Peu importe que les troubles soient désormais circonscrits à une zone de Bangkok dont la surface ne dépasse pas quelques kilomètres carrés, et ne concerne plus que quelques milliers d’irréductibles : le prisme médiatique a renvoyé dans le monde entier l’image d’une guerre de classe sans merci.

La dimension de la classe est en effet un élément clé des événements, au moins dans le discours des protetataires. Nattawut Saikua, un des leaders UDD, a déclaré a plusieurs reprises dans ses discours que le mouvement commencé à partir du 18 Mars 2010,a été le début d’une “guerre de classe”. Cette analyse a été reprise par Thanet Aphornsuvan de l’Université de Thammasat

“La bataille qui se joue [est] entre l’armée qui soutient, le gouvernement et l’élite urbaine de Bangkok, contre le peuple des provinces … C’est une réelle guerre de classe. La répression de samedi le confirme. “

Une guerre de classe ?

En fait cette expression ne semble pas tout à fait exacte, d’abord parce que de nombreuses classes moyennes de Bangkok ont témoigné leur soutien aux “chemises rouges”. Ensuite parce que malgré la présence de dizaines de milliers de manifestants, et leur farouche détermination à en découdre avec la police, leur colère ne s’est pas traduit par des attaques personnelles contre les riches Bangkokiens. La principale cible  des manifestants semble être le système lui même, c’est à dire  la perception que les bureaucrates et les militaires sont au service de l’élite au détriment des classes défavorisées.
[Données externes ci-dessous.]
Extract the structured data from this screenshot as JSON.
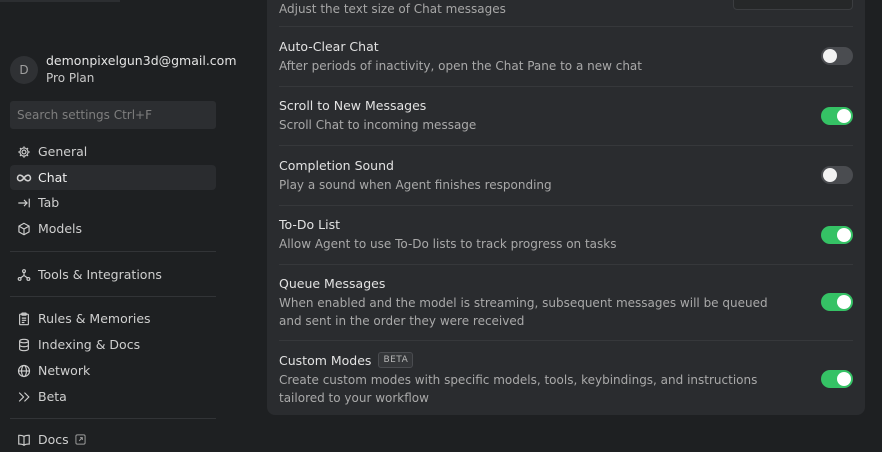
{
  "account": {
    "avatar_letter": "D",
    "email": "demonpixelgun3d@gmail.com",
    "plan": "Pro Plan"
  },
  "search": {
    "placeholder": "Search settings Ctrl+F"
  },
  "sidebar": {
    "items": [
      {
        "label": "General",
        "icon": "gear-icon"
      },
      {
        "label": "Chat",
        "icon": "infinity-icon",
        "active": true
      },
      {
        "label": "Tab",
        "icon": "tab-arrow-icon"
      },
      {
        "label": "Models",
        "icon": "cube-icon"
      },
      {
        "label": "Tools & Integrations",
        "icon": "nodes-icon"
      },
      {
        "label": "Rules & Memories",
        "icon": "clipboard-icon"
      },
      {
        "label": "Indexing & Docs",
        "icon": "database-icon"
      },
      {
        "label": "Network",
        "icon": "globe-icon"
      },
      {
        "label": "Beta",
        "icon": "double-chevron-icon"
      },
      {
        "label": "Docs",
        "icon": "book-icon"
      }
    ]
  },
  "settings": {
    "prev_desc": "Adjust the text size of Chat messages",
    "rows": [
      {
        "title": "Auto-Clear Chat",
        "desc": "After periods of inactivity, open the Chat Pane to a new chat",
        "enabled": false
      },
      {
        "title": "Scroll to New Messages",
        "desc": "Scroll Chat to incoming message",
        "enabled": true
      },
      {
        "title": "Completion Sound",
        "desc": "Play a sound when Agent finishes responding",
        "enabled": false
      },
      {
        "title": "To-Do List",
        "desc": "Allow Agent to use To-Do lists to track progress on tasks",
        "enabled": true
      },
      {
        "title": "Queue Messages",
        "desc": "When enabled and the model is streaming, subsequent messages will be queued and sent in the order they were received",
        "enabled": true
      },
      {
        "title": "Custom Modes",
        "badge": "BETA",
        "desc": "Create custom modes with specific models, tools, keybindings, and instructions tailored to your workflow",
        "enabled": true
      }
    ]
  },
  "colors": {
    "toggle_on": "#35c265",
    "toggle_off": "#4a4c50",
    "background": "#1e2022",
    "panel": "#2a2c2f"
  }
}
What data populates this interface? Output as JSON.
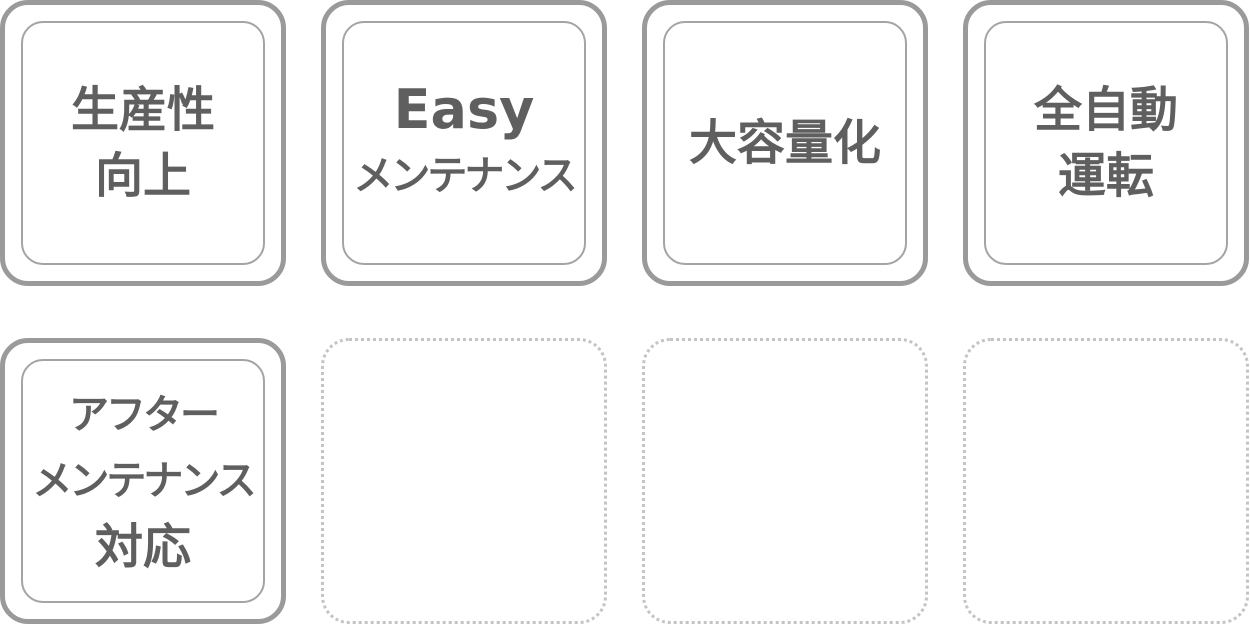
{
  "tiles": [
    {
      "lines": [
        "生産性",
        "向上"
      ]
    },
    {
      "lines": [
        "Easy",
        "メンテナンス"
      ]
    },
    {
      "lines": [
        "大容量化"
      ]
    },
    {
      "lines": [
        "全自動",
        "運転"
      ]
    },
    {
      "lines": [
        "アフター",
        "メンテナンス",
        "対応"
      ]
    }
  ],
  "colors": {
    "tile_border": "#9a9a9a",
    "inner_border": "#a4a4a4",
    "text": "#5f5f5f",
    "empty_border": "#c4c4c4"
  }
}
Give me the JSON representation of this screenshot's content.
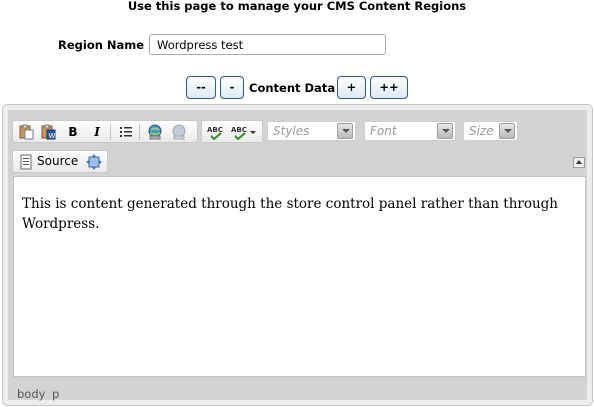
{
  "page": {
    "title": "Use this page to manage your CMS Content Regions"
  },
  "region": {
    "label": "Region Name",
    "value": "Wordpress test"
  },
  "content_controls": {
    "label": "Content Data",
    "decrease_more": "--",
    "decrease": "-",
    "increase": "+",
    "increase_more": "++"
  },
  "editor": {
    "combos": {
      "styles": "Styles",
      "font": "Font",
      "size": "Size"
    },
    "source_label": "Source",
    "content": "This is content generated through the store control panel rather than through Wordpress.",
    "path": [
      "body",
      "p"
    ],
    "icons": [
      "paste-icon",
      "paste-from-word-icon",
      "bold-icon",
      "italic-icon",
      "bulleted-list-icon",
      "link-icon",
      "unlink-icon",
      "spellcheck-icon",
      "spellcheck-as-you-type-icon",
      "source-icon",
      "maximize-icon",
      "collapse-toolbar-icon"
    ]
  }
}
Des barrages de bambous et de pneus protègent le camp retranché des "rouges" à Bangkok

Le mouvement de chemises rouges en Thaïlande participe davantage à une redéfinition du terrain de la politique qu’à une révolution, en évoquant le chemin des luttes autonomistes en Italie à la fin des années 1970 et des zapatistes au Mexique dans les années 1990. Cette redéfinition s’exprime notamment à travers l’utilisation de nouveaux termes par l’UDD, qui est à la fois un moyen de contester un Ancien Régime (en termes thaï, l’Amatya et les  Jao (seigneurs) et de modifier les conditions d’engagement dans lequel la politique est menée.

Dans leur refus, de l’ordre ancien et de certains de ses privilèges, “les chemises rouges” sont des agents d’une transformation profonde en Thaïlande, qui malgré son apparence de société modernisée, reste marquée par un passé récent quasi féodal.

La lutte des Phraï contre les élites au coeur du discours des “chemises rouges”.

Ce point peut être développé en se référant au  mot thaï Phraï, qui est devenu une référence omniprésente dans le discours politique des dirigeants de l’UDD (et dans le discours médiatique). Phraï peut être approximativement traduit comme «peuple» ou “démuni”, dans le sens anglo-saxon des “have not” : il est une référence directe à l’époque féodale, qui a officiellement pris fin en 1932 avec la transformation de la Thaïlande en monarchie constitutionnelle

Récemment, la dernière édition du journal de Thaksin affichait une couverture faite de caractères sanguinolents signifiant à peu près “Le sang des Phraï inonde la terre”. Malgré le coté rhétorique de cette affirmation, qui peut sembler jouer sur l’exagération, elle participe au fait que l’UDD est à la rechere d’une réorganisation de la politique de la Thaïlande. Pour ce faire, l’UDD a défini sa position en tant que Phraï en opposition à la Amatya (élite bureaucratique) – et implicitement aux Jaos (seigneurs) qui, traditionnellement représentent au niveau local les élites établies.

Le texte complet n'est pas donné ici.